Sulla custodia cautelare si misura il garantismo peloso della destra: prima della decisione sulla custodia cautelare, l’indagato deve essere interrogato, e poi un collegio di tre giudici decide la misura. Ovvio che i rischi di fuga sono centuplicati. Come ha spiegato il presidente dell’Associazione magistrati, Giuseppe Santalucia, “se mi devono interrogare perché il pm ha chiesto la cattura, e resto a piede libero sino a quando i tre giudici non decidono, il pericolo che mi dia alla fuga è più reale”. In più nei tribunali del territorio non esiste la disponibilità di così tanti giudici. E neanche i neoassunti possono rimediare, visto che devono passare tre anni prima che possano aspirare al ruolo di gip.
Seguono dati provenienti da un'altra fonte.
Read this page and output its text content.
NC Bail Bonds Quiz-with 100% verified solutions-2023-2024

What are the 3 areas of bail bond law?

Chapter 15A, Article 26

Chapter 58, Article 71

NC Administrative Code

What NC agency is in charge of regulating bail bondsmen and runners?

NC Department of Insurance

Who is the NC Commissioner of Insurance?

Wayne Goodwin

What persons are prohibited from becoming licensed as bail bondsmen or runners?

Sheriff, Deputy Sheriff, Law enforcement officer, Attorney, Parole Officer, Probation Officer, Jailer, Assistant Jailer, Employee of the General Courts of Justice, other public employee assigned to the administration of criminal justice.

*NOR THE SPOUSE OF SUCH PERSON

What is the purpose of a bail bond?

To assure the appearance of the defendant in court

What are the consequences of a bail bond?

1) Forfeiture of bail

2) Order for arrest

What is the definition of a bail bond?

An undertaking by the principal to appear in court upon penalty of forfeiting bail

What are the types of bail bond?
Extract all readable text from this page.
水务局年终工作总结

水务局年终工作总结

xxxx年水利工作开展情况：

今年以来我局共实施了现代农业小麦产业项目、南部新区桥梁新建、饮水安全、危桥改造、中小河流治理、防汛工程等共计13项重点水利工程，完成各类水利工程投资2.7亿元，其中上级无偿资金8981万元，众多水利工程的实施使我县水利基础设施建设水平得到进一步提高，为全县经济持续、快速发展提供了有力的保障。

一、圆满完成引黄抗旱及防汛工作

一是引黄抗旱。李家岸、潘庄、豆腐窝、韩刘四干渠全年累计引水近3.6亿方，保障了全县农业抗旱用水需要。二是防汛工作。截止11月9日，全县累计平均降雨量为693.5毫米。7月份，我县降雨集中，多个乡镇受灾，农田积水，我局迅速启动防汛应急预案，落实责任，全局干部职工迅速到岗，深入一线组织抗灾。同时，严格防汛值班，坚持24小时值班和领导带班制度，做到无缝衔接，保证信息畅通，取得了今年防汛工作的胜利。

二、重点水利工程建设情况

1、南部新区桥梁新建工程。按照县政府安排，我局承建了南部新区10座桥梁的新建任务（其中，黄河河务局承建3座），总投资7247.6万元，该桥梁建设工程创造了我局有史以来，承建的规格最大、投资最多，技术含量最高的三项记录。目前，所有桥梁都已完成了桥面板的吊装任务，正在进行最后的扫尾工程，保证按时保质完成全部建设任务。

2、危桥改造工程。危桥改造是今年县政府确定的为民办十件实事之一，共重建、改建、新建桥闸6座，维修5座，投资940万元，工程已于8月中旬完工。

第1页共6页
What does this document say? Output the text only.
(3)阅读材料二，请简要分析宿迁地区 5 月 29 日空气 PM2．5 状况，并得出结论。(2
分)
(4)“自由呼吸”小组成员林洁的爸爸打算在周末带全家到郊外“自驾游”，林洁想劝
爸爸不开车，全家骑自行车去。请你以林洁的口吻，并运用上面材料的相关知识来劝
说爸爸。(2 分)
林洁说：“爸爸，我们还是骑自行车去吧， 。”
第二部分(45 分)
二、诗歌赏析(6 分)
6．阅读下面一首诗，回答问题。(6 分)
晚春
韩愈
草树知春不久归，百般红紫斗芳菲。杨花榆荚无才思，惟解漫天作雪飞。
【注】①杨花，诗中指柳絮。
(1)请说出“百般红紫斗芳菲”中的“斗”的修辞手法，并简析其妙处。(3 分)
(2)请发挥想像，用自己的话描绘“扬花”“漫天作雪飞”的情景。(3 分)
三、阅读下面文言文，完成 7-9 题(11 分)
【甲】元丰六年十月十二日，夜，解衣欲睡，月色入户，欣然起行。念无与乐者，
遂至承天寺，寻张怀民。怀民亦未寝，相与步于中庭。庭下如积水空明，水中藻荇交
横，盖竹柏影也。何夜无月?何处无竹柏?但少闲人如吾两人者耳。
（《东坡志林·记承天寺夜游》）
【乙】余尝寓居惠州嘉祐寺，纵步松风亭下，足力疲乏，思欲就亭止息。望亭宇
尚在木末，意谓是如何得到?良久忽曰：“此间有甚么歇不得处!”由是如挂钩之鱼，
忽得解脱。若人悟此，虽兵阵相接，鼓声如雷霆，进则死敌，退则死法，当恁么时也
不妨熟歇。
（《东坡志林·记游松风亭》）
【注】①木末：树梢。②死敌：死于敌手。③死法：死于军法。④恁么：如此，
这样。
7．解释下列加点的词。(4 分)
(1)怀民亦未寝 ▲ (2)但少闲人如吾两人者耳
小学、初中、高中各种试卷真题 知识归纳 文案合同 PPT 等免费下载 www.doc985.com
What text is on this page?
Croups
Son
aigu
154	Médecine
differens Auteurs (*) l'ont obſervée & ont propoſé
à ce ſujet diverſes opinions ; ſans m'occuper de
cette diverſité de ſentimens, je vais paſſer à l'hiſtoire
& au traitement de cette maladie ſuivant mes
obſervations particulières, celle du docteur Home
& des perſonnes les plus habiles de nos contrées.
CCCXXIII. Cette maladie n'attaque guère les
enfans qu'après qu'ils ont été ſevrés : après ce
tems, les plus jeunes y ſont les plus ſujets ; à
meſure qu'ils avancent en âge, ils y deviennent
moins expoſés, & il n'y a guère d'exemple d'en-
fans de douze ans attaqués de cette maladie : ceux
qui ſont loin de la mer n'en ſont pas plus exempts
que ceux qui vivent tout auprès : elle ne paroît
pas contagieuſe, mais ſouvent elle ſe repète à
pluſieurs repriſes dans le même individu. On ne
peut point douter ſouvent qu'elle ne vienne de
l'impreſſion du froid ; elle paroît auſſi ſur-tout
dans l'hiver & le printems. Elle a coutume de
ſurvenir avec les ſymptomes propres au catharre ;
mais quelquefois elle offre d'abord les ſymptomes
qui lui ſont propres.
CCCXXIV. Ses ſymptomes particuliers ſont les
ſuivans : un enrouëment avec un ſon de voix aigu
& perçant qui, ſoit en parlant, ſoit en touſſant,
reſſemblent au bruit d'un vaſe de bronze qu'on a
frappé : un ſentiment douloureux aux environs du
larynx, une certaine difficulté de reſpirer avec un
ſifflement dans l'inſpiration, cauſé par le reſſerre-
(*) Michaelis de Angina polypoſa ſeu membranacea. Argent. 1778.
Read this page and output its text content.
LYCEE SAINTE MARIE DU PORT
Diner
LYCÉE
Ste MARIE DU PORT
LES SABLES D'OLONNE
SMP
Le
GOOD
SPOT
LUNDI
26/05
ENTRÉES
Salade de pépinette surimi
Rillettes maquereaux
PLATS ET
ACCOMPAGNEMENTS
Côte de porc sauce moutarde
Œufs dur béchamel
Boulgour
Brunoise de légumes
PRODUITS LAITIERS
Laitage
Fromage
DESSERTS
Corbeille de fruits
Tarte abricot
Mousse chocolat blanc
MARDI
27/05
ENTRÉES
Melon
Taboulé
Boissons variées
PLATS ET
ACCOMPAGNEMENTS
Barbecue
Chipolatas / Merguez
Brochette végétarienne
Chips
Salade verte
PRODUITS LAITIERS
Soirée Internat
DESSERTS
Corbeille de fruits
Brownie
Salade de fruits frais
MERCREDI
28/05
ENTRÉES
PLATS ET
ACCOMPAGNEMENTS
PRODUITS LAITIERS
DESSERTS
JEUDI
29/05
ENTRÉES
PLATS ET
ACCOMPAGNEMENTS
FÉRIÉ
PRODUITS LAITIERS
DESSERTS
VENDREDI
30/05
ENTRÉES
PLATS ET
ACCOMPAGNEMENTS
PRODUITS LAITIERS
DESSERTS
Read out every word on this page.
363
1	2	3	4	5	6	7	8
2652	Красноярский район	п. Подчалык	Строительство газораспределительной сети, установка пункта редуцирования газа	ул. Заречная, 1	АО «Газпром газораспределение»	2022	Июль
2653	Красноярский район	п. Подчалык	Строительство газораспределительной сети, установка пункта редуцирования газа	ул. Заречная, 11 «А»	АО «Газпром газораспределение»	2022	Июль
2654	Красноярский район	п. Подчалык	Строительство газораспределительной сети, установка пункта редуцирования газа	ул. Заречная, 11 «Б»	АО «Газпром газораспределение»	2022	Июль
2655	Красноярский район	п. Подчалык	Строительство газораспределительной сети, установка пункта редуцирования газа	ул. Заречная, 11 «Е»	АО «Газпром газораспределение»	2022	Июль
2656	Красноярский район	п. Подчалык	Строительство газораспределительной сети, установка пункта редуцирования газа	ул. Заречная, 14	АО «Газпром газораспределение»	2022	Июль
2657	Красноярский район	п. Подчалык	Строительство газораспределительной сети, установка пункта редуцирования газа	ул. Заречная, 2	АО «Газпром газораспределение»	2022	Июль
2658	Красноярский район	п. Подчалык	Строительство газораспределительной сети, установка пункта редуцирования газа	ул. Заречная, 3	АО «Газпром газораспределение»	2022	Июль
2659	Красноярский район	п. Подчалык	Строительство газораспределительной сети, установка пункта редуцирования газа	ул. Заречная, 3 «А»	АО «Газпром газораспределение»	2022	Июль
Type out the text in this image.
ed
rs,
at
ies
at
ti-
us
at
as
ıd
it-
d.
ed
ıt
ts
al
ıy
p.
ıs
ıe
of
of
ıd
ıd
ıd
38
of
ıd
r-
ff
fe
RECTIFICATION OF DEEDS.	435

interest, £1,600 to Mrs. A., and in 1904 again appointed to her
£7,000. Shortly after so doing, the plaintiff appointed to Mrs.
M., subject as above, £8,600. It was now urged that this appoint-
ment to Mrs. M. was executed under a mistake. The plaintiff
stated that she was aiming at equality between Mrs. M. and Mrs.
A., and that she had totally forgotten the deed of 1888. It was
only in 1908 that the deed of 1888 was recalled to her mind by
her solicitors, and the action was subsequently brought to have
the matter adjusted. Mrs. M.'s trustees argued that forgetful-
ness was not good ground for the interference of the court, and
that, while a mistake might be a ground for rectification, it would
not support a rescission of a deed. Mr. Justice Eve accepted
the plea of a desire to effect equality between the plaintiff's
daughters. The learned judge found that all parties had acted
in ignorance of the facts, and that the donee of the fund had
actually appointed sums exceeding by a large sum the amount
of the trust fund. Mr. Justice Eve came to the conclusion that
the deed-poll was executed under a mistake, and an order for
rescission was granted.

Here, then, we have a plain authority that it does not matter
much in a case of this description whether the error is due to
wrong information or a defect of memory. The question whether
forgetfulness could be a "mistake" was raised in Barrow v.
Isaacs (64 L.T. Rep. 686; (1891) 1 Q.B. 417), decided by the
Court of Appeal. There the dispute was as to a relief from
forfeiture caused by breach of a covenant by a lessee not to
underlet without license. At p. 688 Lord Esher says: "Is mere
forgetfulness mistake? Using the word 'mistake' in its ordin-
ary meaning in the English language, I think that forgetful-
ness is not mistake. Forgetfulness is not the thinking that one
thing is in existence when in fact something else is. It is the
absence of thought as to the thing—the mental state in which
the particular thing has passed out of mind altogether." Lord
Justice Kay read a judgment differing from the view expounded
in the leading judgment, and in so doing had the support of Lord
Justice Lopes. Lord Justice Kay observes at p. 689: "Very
Sono inoltre inserite alcune innovazioni relative all’informazione di garanzia: si specifica, testualmente, che essa debba essere trasmessa a tutela del diritto di difesa dell’indagato; si specifica che in essa debba essere contenuta una “descrizione sommaria del fatto”, oggi non prevista (è richiesta solo l’indicazione della norma violata). Si limita la notifica dell’atto tramite la polizia giudiziaria ai soli casi di urgenza. È espressamente sancito il divieto di pubblicazione dell’informazione di garanzia, finché non siano concluse le indagini preliminari.
Modificata la disciplina dei casi di appello del pubblico ministero, che attualmente consente d’impugnare le sentenze di proscioglimento: con le nuove norme la procura non può appellare le sentenze di proscioglimento per i reati oggetto di citazione diretta (contravvenzioni, delitti puniti con la pena della reclusione non superiore, nel massimo, a quattro anni o con la multa, sola o congiunta alla pena detentiva e altri reati specificamente indicati). Restano appellabili le decisioni di proscioglimento per i reati più gravi.
La controriforma è dunque un passo che allarga le maglie della giustizia e restringe quelle della cronaca, berlusconianamente, cioè niente affatto in senso “garantista” – parola nobile lordata dagli autori del testo approvato in Consiglio dei ministri. Sul fronte più politico imbarca nella maggioranza il cosiddetto terzo polo, renziani e calendiani, ma questa non è una novità, essendo essi già ampiamente dialoganti e disponibili con la destra; mentre, come detto, apre guai all’interno della casa di Elly Schlein. Giorgia Meloni veleggia in mari tranquilli.